The way I attacked this was this:
I created a factory interface. I then added a line to the
configure
function of the module:
binder.install(new FactoryModuleBuilder().build(**
MyClassFactory.class));
rather than calling "new" for new instances of the class, I inject
a
factory and call MyClassFactory.create().
I'm not explaining it very well, but my code is working. The
variables
that I was trying to inject are now resolving appropriately.
On Wednesday, April 10, 2013 5:09:25 PM UTC-7, Newbie McBozo
wrote:
I get that, and forgive me for being dense, but I don't get how to
make it so that my class is created by Guice so that my injections
will work.
I see that the application provides a module that's called on
startup. Within that module I see a series of functions that call
binder.bind and in all of those classes I see that injection
works.
Looking at that, I would think that I could binder.bind my own
class but that doesn't seem to work. I could have syntax issues,
but my sense is that there's a fundamental thing that I'm missing.
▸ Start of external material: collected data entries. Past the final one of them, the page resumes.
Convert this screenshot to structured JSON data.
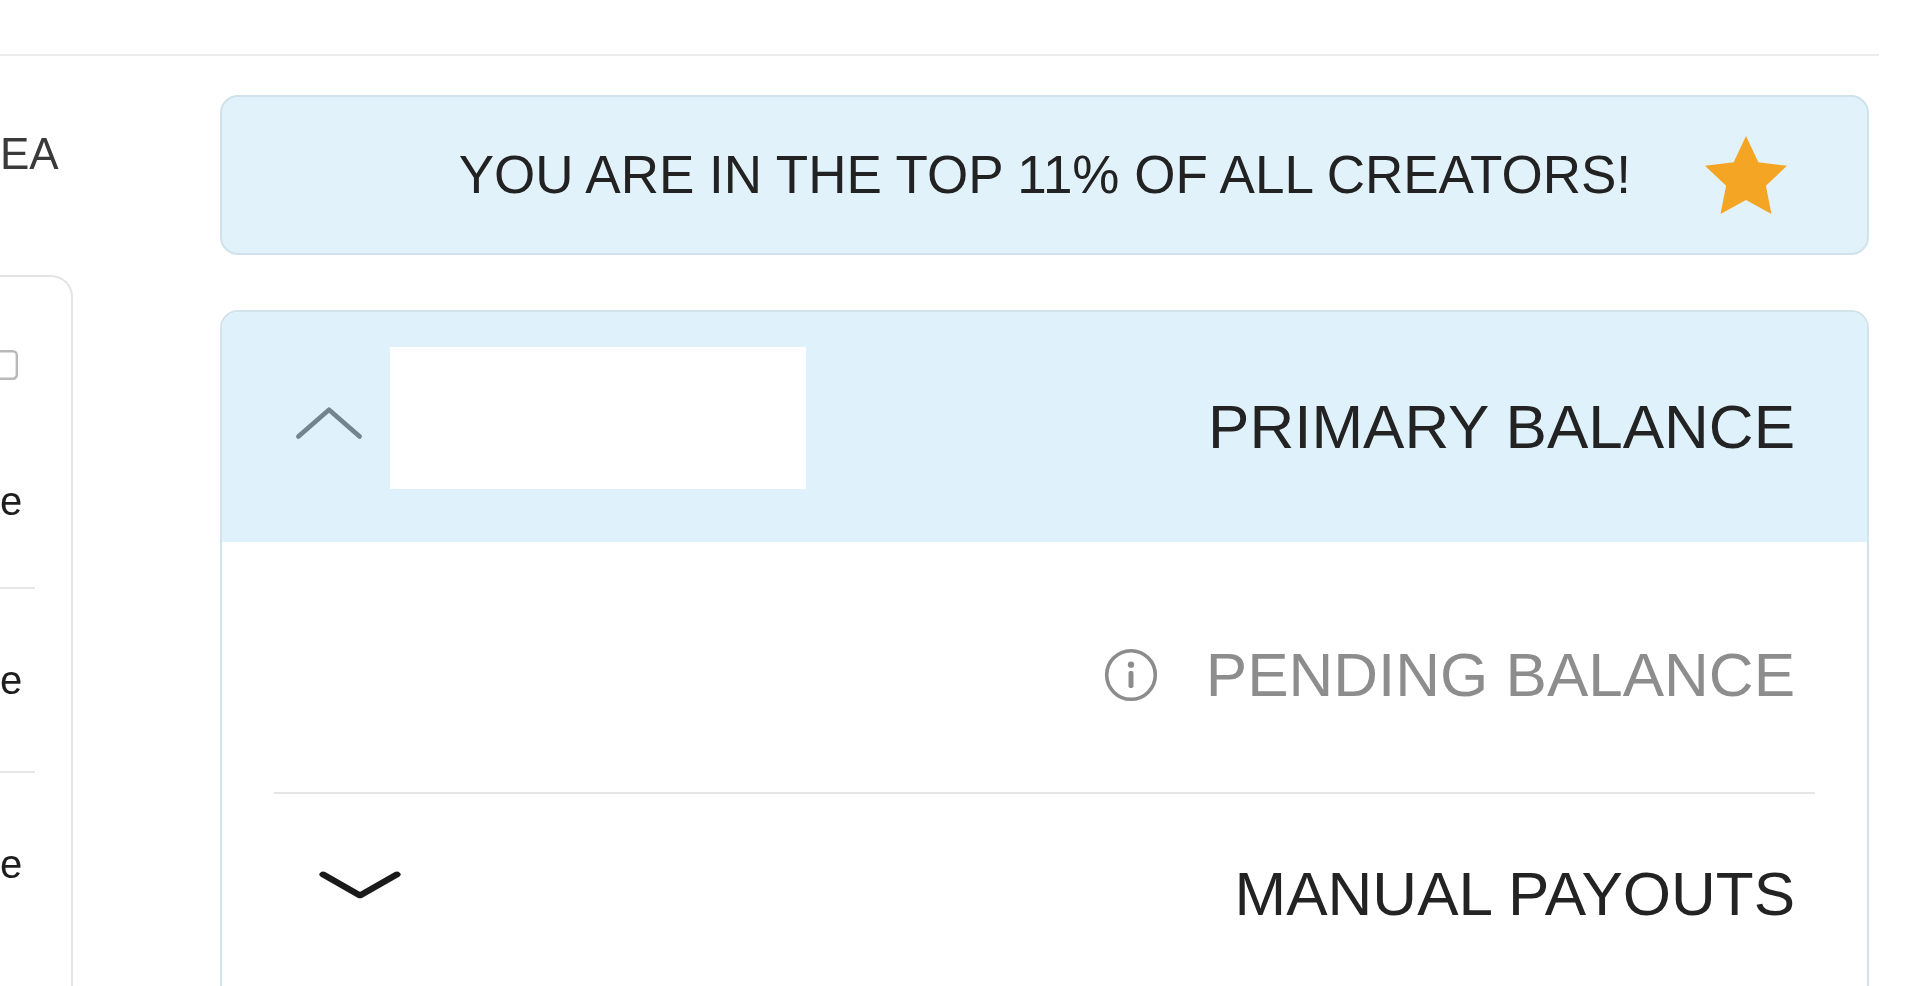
{
  "banner": {
    "text": "YOU ARE IN THE TOP 11% OF ALL CREATORS!"
  },
  "balance_card": {
    "header": {
      "title": "PRIMARY BALANCE",
      "expanded": true
    },
    "rows": [
      {
        "kind": "info",
        "label": "PENDING BALANCE"
      },
      {
        "kind": "collapsible",
        "label": "MANUAL PAYOUTS",
        "expanded": false
      }
    ]
  },
  "side_panel": {
    "title": "EA",
    "rows": [
      "e",
      "e",
      "e"
    ]
  }
}
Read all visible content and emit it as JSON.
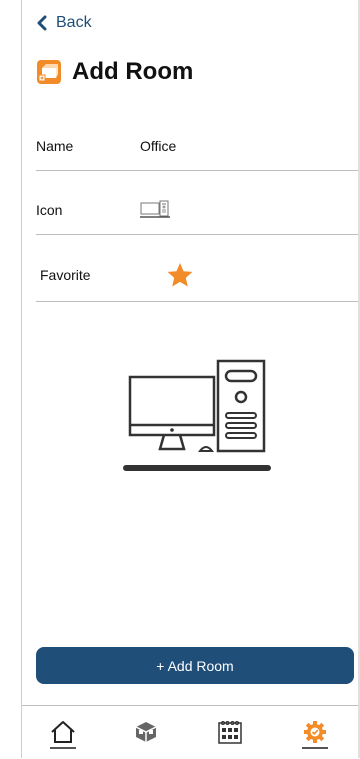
{
  "nav": {
    "back_label": "Back"
  },
  "header": {
    "title": "Add Room",
    "icon": "room-box-icon"
  },
  "fields": [
    {
      "label": "Name",
      "value": "Office"
    },
    {
      "label": "Icon",
      "value_icon": "computer-icon"
    },
    {
      "label": "Favorite",
      "value_icon": "star-icon"
    }
  ],
  "action": {
    "add_label": "+ Add Room"
  },
  "tabs": [
    {
      "name": "home",
      "icon": "home-icon"
    },
    {
      "name": "devices",
      "icon": "device-cube-icon"
    },
    {
      "name": "scenes",
      "icon": "calendar-grid-icon"
    },
    {
      "name": "settings",
      "icon": "gear-icon",
      "active": true
    }
  ],
  "colors": {
    "accent": "#1f4e79",
    "orange": "#f28c28"
  }
}
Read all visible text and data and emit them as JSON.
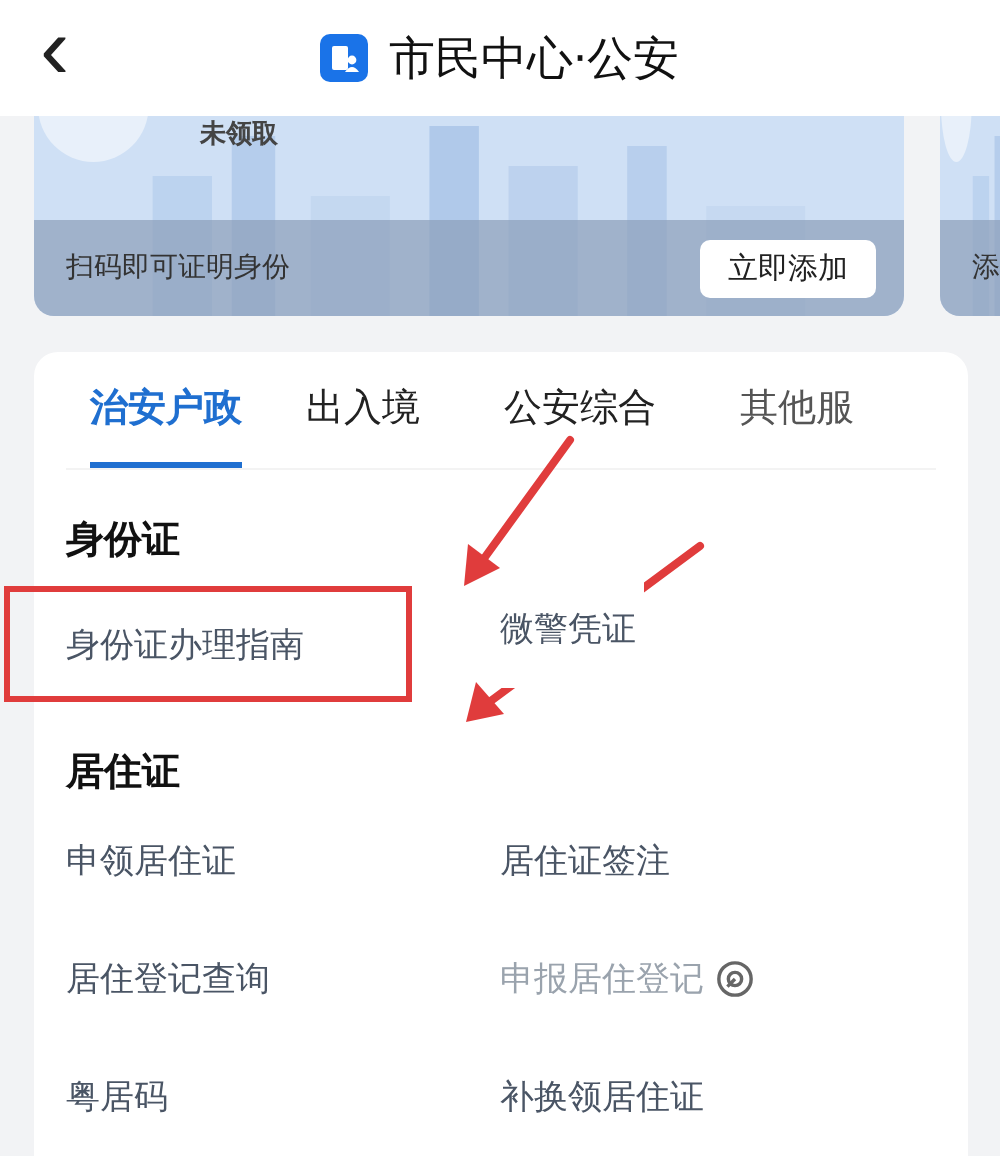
{
  "header": {
    "back_icon": "‹",
    "title": "市民中心·公安"
  },
  "cards": [
    {
      "status": "未领取",
      "caption": "扫码即可证明身份",
      "button": "立即添加"
    },
    {
      "caption": "添"
    }
  ],
  "tabs": [
    {
      "label": "治安户政",
      "selected": true
    },
    {
      "label": "出入境",
      "selected": false
    },
    {
      "label": "公安综合",
      "selected": false
    },
    {
      "label": "其他服",
      "selected": false
    }
  ],
  "sections": [
    {
      "title": "身份证",
      "items": [
        {
          "label": "身份证办理指南",
          "disabled": false,
          "highlighted": true
        },
        {
          "label": "微警凭证",
          "disabled": false,
          "highlighted": false
        }
      ]
    },
    {
      "title": "居住证",
      "items": [
        {
          "label": "申领居住证",
          "disabled": false,
          "highlighted": false
        },
        {
          "label": "居住证签注",
          "disabled": false,
          "highlighted": false
        },
        {
          "label": "居住登记查询",
          "disabled": false,
          "highlighted": false
        },
        {
          "label": "申报居住登记",
          "disabled": true,
          "highlighted": false
        },
        {
          "label": "粤居码",
          "disabled": false,
          "highlighted": false
        },
        {
          "label": "补换领居住证",
          "disabled": false,
          "highlighted": false
        }
      ]
    }
  ]
}
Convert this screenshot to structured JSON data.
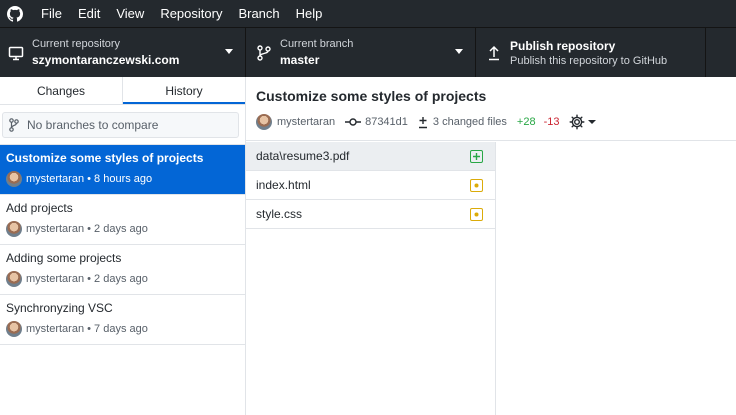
{
  "menubar": {
    "items": [
      "File",
      "Edit",
      "View",
      "Repository",
      "Branch",
      "Help"
    ]
  },
  "toolbar": {
    "repo": {
      "label": "Current repository",
      "value": "szymontaranczewski.com"
    },
    "branch": {
      "label": "Current branch",
      "value": "master"
    },
    "publish": {
      "label": "Publish repository",
      "sub": "Publish this repository to GitHub"
    }
  },
  "sidebar": {
    "tabs": [
      "Changes",
      "History"
    ],
    "active_tab": "History",
    "branch_filter_placeholder": "No branches to compare",
    "commits": [
      {
        "title": "Customize some styles of projects",
        "author": "mystertaran",
        "time": "8 hours ago"
      },
      {
        "title": "Add projects",
        "author": "mystertaran",
        "time": "2 days ago"
      },
      {
        "title": "Adding some projects",
        "author": "mystertaran",
        "time": "2 days ago"
      },
      {
        "title": "Synchronyzing VSC",
        "author": "mystertaran",
        "time": "7 days ago"
      }
    ]
  },
  "commit_detail": {
    "title": "Customize some styles of projects",
    "author": "mystertaran",
    "sha": "87341d1",
    "changed_files": "3 changed files",
    "additions": "+28",
    "deletions": "-13"
  },
  "files": [
    {
      "name": "data\\resume3.pdf",
      "status": "added"
    },
    {
      "name": "index.html",
      "status": "modified"
    },
    {
      "name": "style.css",
      "status": "modified"
    }
  ],
  "colors": {
    "chrome": "#24292e",
    "accent": "#0366d6",
    "added": "#28a745",
    "modified": "#dbab09",
    "deleted": "#cb2431"
  }
}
On Wednesday, April 10, 2013 4:15:28 PM UTC-7, Thomas Broyer
wrote:
Dependency Injection 101: only objects created by the DI
container (Guice in this case) are injected; this means only
objects that have been retrieved from the Injector (through
its getInstance method generally) or have themselves been
injected into other classes. It's possible to inject objects
that you 'new' yourself (or more generally have not been
created by Guice itself), but again it has to be explicit:
https://code.google.com/p/**google-guice/wiki/Injections#**
On-demand_Injection<https://code.google.com/p/google-guice/wiki/Injections#On-demand_Injection>
<https://code.google.com/p/**google-guice/wiki/Injections#**
On-demand_Injection<https://code.google.com/p/google-guice/wiki/Injections#On-demand_Injection>
On Thursday, April 11, 2013 12:21:20 AM UTC+2, Newbie McBozo
wrote:
I'm working with an application that uses Guice.
I know nothing about guice, and parsing the documentation
for my particular situation hasn't been easy.
I have a java class. That class needs an object provided
by the application.
If I subclass an application provided class and override
it's binding, obtaining the object is a matter of
@Inject
AppObject ao
Within my own classes, if I try that, the injected object
is null.
How do I set up my own classes so that when I instantiate
them, the injected fields are resolved?
I imagine that I need to bind my class, but I'm having
difficulty figuring it how to do that without spending
time learning way more about Guice than this fairly simple
(and I imagine common) situation really should require.